9 March 2012 - Johannesburg - Preliminary results from a research project carried out in South Africa show that gold miners who took a daily dose of isoniazid preventive treatment (IPT) on a daily basis for 9 months had 63% fewer cases of tuberculosis (TB) than a control group of miners who had no preventive treatment.

The Thibela Study, which was led by the Aurum Institute as part of the CREATE consortium, offered IPT treatment to eight mine shaft clusters of gold miners at three mining companies in South Africa over a five year period. A further seven clusters were enrolled as control groups.

The estimated half a million mine workers in South Africa have the highest TB incidence in the world, with an estimated rate of 3000 to 7000 cases per 100,000 population.

In addition to the evidence on the effectiveness of IPT, previously published findings from Aurum show that it was feasible and safe for mine workers to take the daily treatment for the nine month period of the study. Each daily dose of IPT - which comes in a single pill - costs around US five cents, equivalent to $20 for a year of preventive treatment.

The preliminary results did not show that offering IPT on a broad basis to the whole mining cluster results in a statistically significant effect in the number of incident TB cases. However, as the study was conducted on a voluntary basis, not all miners in the community agreed to take IPT and, of those that did, not all miners took their daily treatment for the full nine months.

Reacting to the study results, Dr Lucica Ditiu, Executive Secretary of the Stop TB Partnership, said "The study appears to show that, for people who are at a high-risk of developing active TB, taking IPT on a daily basis can have significant benefits. The promise of a cheap, effective and well targeted solution in a sector which is considered the tip of the spear in terms of TB in Africa is very exciting.

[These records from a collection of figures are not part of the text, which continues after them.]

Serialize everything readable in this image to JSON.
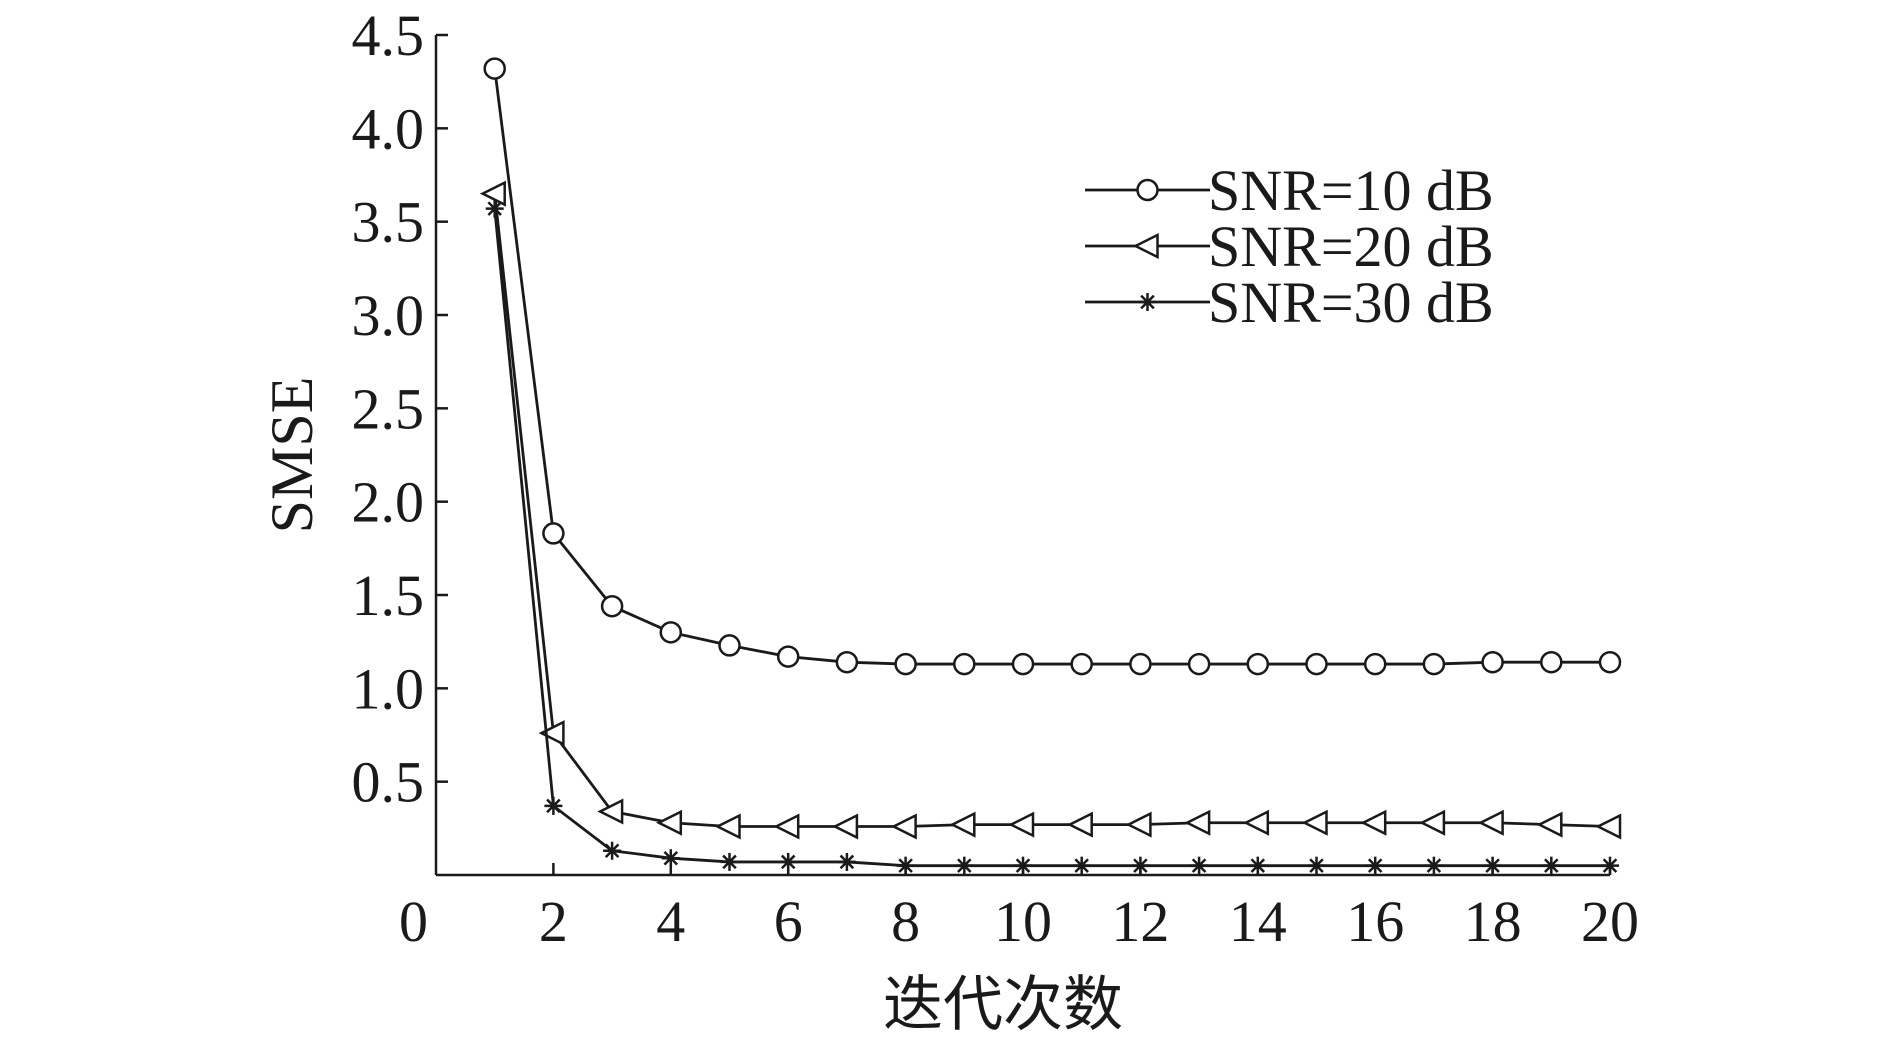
{
  "chart_data": {
    "type": "line",
    "title": "",
    "xlabel": "迭代次数",
    "ylabel": "SMSE",
    "xlim": [
      0,
      20
    ],
    "ylim": [
      0,
      4.5
    ],
    "xticks": [
      0,
      2,
      4,
      6,
      8,
      10,
      12,
      14,
      16,
      18,
      20
    ],
    "xtick_labels": [
      "0",
      "2",
      "4",
      "6",
      "8",
      "10",
      "12",
      "14",
      "16",
      "18",
      "20"
    ],
    "yticks": [
      0.5,
      1.0,
      1.5,
      2.0,
      2.5,
      3.0,
      3.5,
      4.0,
      4.5
    ],
    "ytick_labels": [
      "0.5",
      "1.0",
      "1.5",
      "2.0",
      "2.5",
      "3.0",
      "3.5",
      "4.0",
      "4.5"
    ],
    "grid": false,
    "legend_position": "top-right",
    "line_color": "#1a1a1a",
    "series": [
      {
        "name": "SNR=10 dB",
        "marker": "circle",
        "x": [
          1,
          2,
          3,
          4,
          5,
          6,
          7,
          8,
          9,
          10,
          11,
          12,
          13,
          14,
          15,
          16,
          17,
          18,
          19,
          20
        ],
        "values": [
          4.32,
          1.83,
          1.44,
          1.3,
          1.23,
          1.17,
          1.14,
          1.13,
          1.13,
          1.13,
          1.13,
          1.13,
          1.13,
          1.13,
          1.13,
          1.13,
          1.13,
          1.14,
          1.14,
          1.14
        ]
      },
      {
        "name": "SNR=20 dB",
        "marker": "triangle-left",
        "x": [
          1,
          2,
          3,
          4,
          5,
          6,
          7,
          8,
          9,
          10,
          11,
          12,
          13,
          14,
          15,
          16,
          17,
          18,
          19,
          20
        ],
        "values": [
          3.65,
          0.76,
          0.34,
          0.28,
          0.26,
          0.26,
          0.26,
          0.26,
          0.27,
          0.27,
          0.27,
          0.27,
          0.28,
          0.28,
          0.28,
          0.28,
          0.28,
          0.28,
          0.27,
          0.26
        ]
      },
      {
        "name": "SNR=30 dB",
        "marker": "asterisk",
        "x": [
          1,
          2,
          3,
          4,
          5,
          6,
          7,
          8,
          9,
          10,
          11,
          12,
          13,
          14,
          15,
          16,
          17,
          18,
          19,
          20
        ],
        "values": [
          3.57,
          0.37,
          0.13,
          0.09,
          0.07,
          0.07,
          0.07,
          0.05,
          0.05,
          0.05,
          0.05,
          0.05,
          0.05,
          0.05,
          0.05,
          0.05,
          0.05,
          0.05,
          0.05,
          0.05
        ]
      }
    ]
  }
}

"It seems that Africa is not on track to reach the Millennium Development Goal of reducing TB deaths by 50% by 2015. But there is strong leadership and a huge amount of energy in the region. I think that we can draw on this energy to make a breakthrough in Africa that can inspire the rest of the world."

The mining industry is heavily dependent on migratory workers from rural areas and from surrounding countries, particularly Lesotho, Swaziland, Mozambique and Zimbabwe, making TB and mining a regional problem.

Three members of the Stop TB Partnership Coordinating Board, South African Health Minister Aaron Motsoaledi, Swaziland Health Minister Benedict Xaba and Lesotho Health Minister Dr Mphu Ramatlapeng raised this issue to the Southern African Development Community (SADC) agenda in November 2011.

Supported by the Stop TB Partnership, The World Bank and the International Organization for Migration and other partners, SADC met in Johannesburg on 7 to 8 March to draft a declaration on TB and mining which aims to which aims to set out the steps needed to free mine workers, their families and communities from TB.

The declaration is due to be signed by SADC heads of State in August in Maputo, Mozambique.